A seven-fold rise in attributable loss from associates, mostly from an investment in Yancoal Australia, also hurt Noble’s 2013 net profit that came in at $243.5 million.
This was below the consensus for a net profit of $311.0 million, according to Thomson Reuters SmartEstimate.
Noble did not provide details on fourth-quarter profit. In November, the company had reported a net profit for the first nine months of the year at $127 million.
The agriculture business performed the best in the quarter, as its operating income more than doubled on the year, but it failed to prevent the full-year results for the segment from swinging into an $83 million loss as sugar crushing throughput in Brazil fell short of expectations due to heavy rain.

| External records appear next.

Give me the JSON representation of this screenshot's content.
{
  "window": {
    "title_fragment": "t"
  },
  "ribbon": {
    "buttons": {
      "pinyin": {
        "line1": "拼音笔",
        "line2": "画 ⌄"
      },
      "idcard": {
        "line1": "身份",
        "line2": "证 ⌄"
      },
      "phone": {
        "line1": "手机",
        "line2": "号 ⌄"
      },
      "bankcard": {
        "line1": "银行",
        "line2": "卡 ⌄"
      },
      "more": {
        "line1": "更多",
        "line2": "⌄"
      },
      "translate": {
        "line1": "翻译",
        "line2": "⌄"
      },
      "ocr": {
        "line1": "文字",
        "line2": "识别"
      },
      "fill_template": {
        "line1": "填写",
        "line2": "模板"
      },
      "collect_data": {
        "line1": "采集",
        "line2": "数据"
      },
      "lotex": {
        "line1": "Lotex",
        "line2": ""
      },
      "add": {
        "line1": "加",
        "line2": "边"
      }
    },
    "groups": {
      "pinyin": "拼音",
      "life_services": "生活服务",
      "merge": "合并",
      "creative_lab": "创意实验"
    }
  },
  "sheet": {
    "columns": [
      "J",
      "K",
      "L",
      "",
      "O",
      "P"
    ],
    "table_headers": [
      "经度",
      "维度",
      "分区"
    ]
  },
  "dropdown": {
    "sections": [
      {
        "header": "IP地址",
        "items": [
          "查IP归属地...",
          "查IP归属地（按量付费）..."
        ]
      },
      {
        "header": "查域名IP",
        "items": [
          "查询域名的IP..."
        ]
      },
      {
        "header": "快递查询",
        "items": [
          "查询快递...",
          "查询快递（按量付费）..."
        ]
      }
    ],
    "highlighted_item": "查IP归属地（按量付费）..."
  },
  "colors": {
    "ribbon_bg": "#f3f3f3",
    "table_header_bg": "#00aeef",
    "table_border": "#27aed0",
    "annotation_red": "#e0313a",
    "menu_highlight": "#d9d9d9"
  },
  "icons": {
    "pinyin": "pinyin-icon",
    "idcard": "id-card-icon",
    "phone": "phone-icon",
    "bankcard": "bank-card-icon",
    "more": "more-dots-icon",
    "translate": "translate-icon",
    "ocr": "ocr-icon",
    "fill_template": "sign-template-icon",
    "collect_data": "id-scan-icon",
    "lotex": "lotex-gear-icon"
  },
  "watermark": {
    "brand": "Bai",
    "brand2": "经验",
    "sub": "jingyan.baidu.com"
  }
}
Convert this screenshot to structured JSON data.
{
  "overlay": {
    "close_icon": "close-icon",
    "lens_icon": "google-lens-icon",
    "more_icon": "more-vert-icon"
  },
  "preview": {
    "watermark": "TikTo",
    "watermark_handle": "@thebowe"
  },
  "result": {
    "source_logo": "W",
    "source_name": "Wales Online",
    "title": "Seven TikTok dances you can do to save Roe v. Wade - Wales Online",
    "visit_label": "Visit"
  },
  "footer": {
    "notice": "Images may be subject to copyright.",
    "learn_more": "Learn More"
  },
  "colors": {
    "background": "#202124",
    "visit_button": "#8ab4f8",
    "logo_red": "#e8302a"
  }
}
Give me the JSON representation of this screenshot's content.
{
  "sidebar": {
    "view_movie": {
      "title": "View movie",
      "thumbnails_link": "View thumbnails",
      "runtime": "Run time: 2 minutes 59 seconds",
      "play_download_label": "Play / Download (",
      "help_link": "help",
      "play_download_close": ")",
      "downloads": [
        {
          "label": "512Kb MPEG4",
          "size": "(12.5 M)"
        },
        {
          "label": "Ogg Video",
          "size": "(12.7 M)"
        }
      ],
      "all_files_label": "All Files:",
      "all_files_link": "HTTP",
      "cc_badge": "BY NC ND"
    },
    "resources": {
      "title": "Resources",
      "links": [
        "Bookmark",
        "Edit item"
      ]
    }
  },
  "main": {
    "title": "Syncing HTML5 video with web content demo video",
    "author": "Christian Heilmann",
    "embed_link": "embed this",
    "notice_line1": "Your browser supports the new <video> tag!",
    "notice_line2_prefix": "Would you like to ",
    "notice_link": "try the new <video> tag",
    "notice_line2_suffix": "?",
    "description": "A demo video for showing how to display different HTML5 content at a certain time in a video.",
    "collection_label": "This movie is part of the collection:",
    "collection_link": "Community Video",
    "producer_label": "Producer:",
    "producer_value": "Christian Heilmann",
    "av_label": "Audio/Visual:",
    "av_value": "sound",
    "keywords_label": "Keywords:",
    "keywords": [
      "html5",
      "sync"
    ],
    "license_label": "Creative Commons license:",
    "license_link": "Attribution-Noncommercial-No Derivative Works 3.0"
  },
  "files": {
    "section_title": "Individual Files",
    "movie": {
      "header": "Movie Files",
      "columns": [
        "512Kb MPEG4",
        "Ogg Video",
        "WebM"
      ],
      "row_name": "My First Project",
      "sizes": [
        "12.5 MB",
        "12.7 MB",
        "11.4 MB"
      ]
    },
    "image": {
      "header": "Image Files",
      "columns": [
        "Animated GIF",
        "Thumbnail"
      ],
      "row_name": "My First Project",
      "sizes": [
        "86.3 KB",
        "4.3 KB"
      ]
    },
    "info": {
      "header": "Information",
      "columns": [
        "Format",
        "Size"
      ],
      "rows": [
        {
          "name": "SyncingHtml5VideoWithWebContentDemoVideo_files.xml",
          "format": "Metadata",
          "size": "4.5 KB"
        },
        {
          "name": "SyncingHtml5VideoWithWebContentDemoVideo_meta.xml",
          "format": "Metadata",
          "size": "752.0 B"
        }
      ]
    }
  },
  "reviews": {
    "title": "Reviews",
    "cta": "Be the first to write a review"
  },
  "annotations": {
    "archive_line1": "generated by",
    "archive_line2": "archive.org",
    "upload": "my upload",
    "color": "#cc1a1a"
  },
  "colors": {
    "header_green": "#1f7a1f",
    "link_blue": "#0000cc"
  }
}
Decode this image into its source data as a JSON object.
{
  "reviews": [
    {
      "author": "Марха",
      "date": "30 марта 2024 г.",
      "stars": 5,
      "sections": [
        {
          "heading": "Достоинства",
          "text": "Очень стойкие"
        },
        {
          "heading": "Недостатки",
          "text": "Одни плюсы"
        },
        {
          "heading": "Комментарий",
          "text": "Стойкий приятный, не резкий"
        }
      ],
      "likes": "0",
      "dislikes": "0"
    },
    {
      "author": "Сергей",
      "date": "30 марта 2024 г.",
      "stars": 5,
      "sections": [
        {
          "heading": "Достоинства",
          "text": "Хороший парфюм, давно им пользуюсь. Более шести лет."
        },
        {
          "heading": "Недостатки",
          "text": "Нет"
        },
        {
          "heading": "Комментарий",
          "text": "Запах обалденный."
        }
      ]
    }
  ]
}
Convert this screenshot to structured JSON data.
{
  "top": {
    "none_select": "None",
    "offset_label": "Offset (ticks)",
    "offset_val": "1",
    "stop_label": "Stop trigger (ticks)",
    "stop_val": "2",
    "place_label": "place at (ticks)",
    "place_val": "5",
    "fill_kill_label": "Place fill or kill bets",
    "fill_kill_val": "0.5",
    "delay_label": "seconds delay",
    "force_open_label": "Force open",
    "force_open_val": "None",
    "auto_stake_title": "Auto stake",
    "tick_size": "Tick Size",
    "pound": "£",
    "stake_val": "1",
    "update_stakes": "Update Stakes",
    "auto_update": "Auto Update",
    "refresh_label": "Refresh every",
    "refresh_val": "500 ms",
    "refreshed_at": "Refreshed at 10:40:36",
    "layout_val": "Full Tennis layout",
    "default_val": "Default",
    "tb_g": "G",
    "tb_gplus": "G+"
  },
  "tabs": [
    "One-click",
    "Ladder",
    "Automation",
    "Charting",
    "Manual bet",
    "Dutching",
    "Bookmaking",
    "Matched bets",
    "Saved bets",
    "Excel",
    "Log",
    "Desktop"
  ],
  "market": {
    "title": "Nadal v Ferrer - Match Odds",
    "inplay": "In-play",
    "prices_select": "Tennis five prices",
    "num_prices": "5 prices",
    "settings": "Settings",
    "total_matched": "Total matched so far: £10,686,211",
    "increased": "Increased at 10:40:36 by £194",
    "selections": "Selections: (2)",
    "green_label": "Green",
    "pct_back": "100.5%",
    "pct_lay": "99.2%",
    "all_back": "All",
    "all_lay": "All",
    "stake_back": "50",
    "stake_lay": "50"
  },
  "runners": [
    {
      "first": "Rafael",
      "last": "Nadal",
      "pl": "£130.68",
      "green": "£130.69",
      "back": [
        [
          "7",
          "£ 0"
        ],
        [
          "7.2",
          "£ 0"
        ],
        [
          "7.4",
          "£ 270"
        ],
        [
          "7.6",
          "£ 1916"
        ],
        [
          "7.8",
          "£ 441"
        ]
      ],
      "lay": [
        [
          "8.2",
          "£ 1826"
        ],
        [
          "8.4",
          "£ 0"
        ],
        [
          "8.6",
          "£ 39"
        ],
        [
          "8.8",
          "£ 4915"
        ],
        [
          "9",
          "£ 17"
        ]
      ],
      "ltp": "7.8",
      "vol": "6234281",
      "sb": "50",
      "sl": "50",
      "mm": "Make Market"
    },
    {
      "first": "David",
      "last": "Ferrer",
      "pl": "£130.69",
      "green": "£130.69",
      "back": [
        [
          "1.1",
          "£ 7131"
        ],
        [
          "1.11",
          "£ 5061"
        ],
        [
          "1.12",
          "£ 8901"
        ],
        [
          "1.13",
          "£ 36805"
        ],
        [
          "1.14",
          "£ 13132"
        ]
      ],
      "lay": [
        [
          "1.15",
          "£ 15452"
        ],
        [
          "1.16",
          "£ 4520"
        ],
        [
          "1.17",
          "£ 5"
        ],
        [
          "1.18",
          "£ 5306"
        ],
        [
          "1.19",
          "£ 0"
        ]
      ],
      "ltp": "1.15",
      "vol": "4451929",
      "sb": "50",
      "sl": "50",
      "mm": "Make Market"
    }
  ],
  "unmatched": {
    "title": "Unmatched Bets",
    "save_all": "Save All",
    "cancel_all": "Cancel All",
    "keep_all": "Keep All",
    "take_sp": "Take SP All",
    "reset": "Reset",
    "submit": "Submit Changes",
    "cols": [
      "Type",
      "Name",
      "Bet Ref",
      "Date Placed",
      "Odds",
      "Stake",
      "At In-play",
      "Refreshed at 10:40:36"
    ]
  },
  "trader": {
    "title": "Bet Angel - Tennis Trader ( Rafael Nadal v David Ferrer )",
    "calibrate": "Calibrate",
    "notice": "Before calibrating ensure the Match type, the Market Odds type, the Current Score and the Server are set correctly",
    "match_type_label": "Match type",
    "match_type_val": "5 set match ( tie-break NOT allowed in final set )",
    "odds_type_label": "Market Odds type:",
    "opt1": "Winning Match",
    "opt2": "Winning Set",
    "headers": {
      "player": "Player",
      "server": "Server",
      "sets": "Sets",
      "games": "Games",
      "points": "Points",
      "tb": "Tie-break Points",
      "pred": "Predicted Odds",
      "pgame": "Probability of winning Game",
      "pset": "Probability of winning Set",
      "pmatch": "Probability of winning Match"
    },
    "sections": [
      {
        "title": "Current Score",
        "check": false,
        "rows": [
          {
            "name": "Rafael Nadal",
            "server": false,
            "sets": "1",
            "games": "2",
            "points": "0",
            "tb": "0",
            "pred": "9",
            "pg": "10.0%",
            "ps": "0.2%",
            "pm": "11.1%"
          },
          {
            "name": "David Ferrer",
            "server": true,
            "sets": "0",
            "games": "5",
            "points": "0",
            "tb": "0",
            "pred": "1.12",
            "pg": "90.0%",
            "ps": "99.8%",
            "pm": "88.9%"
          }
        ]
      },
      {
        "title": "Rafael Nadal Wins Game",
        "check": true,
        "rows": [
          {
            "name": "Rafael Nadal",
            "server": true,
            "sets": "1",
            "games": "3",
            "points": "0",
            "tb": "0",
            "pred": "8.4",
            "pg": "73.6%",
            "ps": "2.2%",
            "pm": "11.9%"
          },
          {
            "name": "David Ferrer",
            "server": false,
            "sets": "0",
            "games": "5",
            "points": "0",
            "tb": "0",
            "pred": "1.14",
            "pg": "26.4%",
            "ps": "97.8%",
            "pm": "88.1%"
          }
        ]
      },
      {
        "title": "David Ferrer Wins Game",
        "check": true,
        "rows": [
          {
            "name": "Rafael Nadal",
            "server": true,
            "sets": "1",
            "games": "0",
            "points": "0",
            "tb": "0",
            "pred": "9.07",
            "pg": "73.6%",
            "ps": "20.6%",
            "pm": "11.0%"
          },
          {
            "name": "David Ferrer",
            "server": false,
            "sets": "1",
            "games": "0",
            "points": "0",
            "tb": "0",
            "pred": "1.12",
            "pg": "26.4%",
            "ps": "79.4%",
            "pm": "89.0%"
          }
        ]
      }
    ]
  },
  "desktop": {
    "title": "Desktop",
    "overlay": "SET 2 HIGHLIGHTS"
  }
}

The company noted an improvement in crush margins in China in the second half of 2013, and lower margins in Argentina.
Noble expects its four new production facilities, including three for oilseeds crushing and a refinery, commissioned in 2013 to start contributing to the company’s performance in 2014.
The metals, minerals and ores business recorded a 57 percent jump in operating income from supply chains and improvement in operating income margin in the fourth quarter, but reported a 6 percent drop for the year.
Noble, which counts China’s sovereign wealth fund - China Investment Corp - as one of its key stake holders, has been growing its metals, minerals and ores business aggressively in recent years. The segment’s revenue for 2013 jumped 17 percent, extending a 35-percent rise in 2012.
“Physical premia in both alumina and aluminium presented attractive opportunities for the segment and these opportunities were augmented by a long term offtake agreement involving the Jamaican government for alumina,” Noble commented on the segment’s full-year performance, adding that the company entered the bauxite market for the first time in 2013.